The senior scientist was quite emotional. He believed in the ways that solved the global food crisis in the postwar period: airlifts, green revolutions, mass feeding programmes with US agricultural surpluses supported by grain state senators like Bob Dole and George McGovern. It was in the spirit of grand collective action of the second world war. And, he asked, where are the great figures of today who can fight world undernutrition whose numbers, to one’s chagrin, have stagnated at around 800m people in recent years? Where are the new Churchills in the wars against hunger, the new Marshall plan for food distribution?
The occasion was an Overseas Development Institute seminar in London, and the man was the former chief of the policy affairs service of the World Food Programme, John Shaw; he’s served the organisation for 30 years. It was World Food Day, and he was launching a book.
There was a sense of disagreement from the audience. Collective action was of its time.. But today’s solution could not be about identifying a problem and throwing all global resources at it, not least because there is no collective political will to do so. It was noted that George McGovern came a cropper when he relaunched his programme in the late 1990s.
For things were simpler then: today, there are no massive food surpluses, jus transient ones. While hundreds of millions of people don’t get enough food, obesity is he fastest growing problem in the west. Tim Lang, an audience member who is a well-known professor of food policy, spoke about the distortions of the food industry – the trade patterns, the food miles, the advertising of sugars and sweets, the consignment of at least the next two generations in the rich world to the consequences of poor nutrition. The west is increasingly exporting its bad nutritional habits to Africa: biscuit and pasta and other cheap confectionery products replacing manioc. In fact, five percent of black Africans are obese. So it’s not just about maldistribution of food, but malconsumption.

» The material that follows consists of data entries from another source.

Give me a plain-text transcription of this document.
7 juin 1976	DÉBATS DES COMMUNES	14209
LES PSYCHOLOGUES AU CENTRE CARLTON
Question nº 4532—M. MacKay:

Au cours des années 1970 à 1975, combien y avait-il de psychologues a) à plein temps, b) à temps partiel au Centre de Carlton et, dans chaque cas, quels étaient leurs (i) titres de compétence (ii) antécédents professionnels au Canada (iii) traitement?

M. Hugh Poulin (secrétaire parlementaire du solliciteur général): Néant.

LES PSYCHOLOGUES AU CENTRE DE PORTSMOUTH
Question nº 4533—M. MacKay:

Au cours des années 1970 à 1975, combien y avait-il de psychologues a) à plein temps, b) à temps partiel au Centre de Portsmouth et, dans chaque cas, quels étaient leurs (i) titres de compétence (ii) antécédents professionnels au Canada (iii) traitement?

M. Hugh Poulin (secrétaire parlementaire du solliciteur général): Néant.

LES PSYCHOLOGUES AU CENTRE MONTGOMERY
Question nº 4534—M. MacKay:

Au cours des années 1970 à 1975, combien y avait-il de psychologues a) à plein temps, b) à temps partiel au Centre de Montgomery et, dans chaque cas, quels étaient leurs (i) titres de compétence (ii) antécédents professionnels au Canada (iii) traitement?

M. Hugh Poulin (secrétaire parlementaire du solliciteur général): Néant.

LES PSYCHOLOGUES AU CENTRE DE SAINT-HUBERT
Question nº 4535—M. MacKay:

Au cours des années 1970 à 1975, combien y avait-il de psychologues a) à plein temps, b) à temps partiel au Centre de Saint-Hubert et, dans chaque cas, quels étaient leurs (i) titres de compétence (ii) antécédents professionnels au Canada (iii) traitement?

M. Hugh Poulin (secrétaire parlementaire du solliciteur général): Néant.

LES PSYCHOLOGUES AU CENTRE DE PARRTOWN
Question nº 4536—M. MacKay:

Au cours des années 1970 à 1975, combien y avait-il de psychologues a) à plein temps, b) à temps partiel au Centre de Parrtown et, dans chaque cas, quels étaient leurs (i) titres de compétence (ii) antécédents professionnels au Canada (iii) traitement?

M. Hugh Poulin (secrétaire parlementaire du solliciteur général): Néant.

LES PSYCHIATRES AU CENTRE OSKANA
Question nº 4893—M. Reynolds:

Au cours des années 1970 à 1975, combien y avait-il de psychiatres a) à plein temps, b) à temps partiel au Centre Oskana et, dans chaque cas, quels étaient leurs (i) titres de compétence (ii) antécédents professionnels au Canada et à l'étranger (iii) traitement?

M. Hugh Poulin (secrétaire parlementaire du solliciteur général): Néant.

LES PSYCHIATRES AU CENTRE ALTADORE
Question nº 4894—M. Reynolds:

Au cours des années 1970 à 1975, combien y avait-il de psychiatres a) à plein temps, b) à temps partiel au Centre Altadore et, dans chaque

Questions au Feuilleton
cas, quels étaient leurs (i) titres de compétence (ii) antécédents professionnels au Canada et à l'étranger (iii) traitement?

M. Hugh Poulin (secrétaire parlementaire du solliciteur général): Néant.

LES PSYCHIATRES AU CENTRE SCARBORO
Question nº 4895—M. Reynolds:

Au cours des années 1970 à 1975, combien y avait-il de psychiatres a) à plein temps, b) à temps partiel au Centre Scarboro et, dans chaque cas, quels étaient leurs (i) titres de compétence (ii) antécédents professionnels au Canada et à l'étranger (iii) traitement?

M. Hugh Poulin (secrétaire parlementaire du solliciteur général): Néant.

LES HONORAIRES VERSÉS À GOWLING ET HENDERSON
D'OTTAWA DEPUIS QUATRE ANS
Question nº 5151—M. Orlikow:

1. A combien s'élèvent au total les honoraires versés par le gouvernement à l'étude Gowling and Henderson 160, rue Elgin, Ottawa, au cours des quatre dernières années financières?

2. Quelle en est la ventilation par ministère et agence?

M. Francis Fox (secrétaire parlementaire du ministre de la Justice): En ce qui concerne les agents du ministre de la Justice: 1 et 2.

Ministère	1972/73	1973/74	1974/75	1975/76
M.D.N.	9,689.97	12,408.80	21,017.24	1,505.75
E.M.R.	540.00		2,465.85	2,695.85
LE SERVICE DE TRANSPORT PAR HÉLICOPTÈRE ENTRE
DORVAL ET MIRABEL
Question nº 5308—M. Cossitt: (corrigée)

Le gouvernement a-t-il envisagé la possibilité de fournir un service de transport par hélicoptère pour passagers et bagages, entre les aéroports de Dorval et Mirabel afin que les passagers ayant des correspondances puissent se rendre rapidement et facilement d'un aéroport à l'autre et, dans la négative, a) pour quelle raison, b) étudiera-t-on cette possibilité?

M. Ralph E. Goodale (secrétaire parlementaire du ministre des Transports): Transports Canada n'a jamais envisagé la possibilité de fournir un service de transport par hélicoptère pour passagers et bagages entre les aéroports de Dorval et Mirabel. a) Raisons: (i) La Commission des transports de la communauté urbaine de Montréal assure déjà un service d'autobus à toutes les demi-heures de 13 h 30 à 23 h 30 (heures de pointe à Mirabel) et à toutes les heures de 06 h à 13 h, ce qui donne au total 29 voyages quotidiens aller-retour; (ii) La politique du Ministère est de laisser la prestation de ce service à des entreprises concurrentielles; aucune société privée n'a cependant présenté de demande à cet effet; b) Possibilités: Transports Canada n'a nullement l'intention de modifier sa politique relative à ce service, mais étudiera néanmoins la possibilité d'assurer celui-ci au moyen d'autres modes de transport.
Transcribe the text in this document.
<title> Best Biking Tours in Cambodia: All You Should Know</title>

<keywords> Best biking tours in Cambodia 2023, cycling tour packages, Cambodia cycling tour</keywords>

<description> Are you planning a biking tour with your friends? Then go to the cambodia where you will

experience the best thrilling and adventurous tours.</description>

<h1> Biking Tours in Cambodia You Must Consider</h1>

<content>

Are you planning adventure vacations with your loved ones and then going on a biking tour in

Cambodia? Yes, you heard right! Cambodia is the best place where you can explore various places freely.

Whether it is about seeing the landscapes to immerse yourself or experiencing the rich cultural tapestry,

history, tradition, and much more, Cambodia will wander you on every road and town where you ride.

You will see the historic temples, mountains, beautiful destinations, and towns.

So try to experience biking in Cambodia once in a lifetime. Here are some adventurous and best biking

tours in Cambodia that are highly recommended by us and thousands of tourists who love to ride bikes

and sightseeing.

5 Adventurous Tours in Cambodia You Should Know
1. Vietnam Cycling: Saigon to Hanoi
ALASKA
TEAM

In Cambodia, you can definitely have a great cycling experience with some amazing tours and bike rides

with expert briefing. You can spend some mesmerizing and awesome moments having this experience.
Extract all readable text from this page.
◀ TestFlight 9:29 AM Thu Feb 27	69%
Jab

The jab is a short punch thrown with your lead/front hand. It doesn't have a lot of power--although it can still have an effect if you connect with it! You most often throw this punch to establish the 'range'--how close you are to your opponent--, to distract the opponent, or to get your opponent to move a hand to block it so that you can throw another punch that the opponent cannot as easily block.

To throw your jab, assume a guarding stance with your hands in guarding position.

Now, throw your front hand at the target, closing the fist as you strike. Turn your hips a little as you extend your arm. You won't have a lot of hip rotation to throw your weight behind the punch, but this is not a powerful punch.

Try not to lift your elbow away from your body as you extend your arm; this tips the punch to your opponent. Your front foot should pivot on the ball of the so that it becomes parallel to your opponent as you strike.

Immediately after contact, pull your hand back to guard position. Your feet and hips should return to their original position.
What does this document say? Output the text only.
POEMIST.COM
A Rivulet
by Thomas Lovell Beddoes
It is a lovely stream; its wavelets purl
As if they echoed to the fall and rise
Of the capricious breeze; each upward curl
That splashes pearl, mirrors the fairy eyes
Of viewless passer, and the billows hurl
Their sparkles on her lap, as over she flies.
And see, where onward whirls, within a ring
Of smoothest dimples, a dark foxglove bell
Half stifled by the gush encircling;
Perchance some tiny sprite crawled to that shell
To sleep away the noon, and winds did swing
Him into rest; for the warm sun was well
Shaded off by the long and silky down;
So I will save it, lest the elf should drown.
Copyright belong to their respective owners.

There was a feeling that democracy is a solution, quoting Amartya Sen’s argument that India had not had any famine since it became one. And that supermarkets with their just-in-time distribution systems which shut out a lot of exporters were part of the problem. The poor agriculturalists who make up much of the world remain under monetised, hey cannot sell their way into wealth. Tim Lang’s presence was a reminder of the dangers of scientific farming – he has written much on he subject.
“productionism” that was about efficiency, state support, intensification, appeal to consumers, cheap prices and the equalling of quantity with well being.
If today’s intensive agri-industry does neither the west nor the developing world any favours, what is the solution? Nutrition is a subject that is very hard to interest ministers in, said the head of the ODI, Simon Maxwell. Part of the complexity is that so many areas of policy impinge on food production, and it’s a global, hard-to-get your head around issue. And there are time pressures too: climate change, said a panellist, will lower agricultural yields, farmland will increasingly be set aside for bio-fuel production, and agriculture, dependent on oil for transport and production, could be crippled by energy shortages.
There have been recent food riots in India and Mexico. In the end, there was audience and panellist consensus that the institutions of the post-war era – the Food and Agricultural Organisation, the World Bank, the UN – were not up to the task of the persistent challenges of hunger coexisting with obesity within a modern global agri-0business structure. What should come instead, no one knows.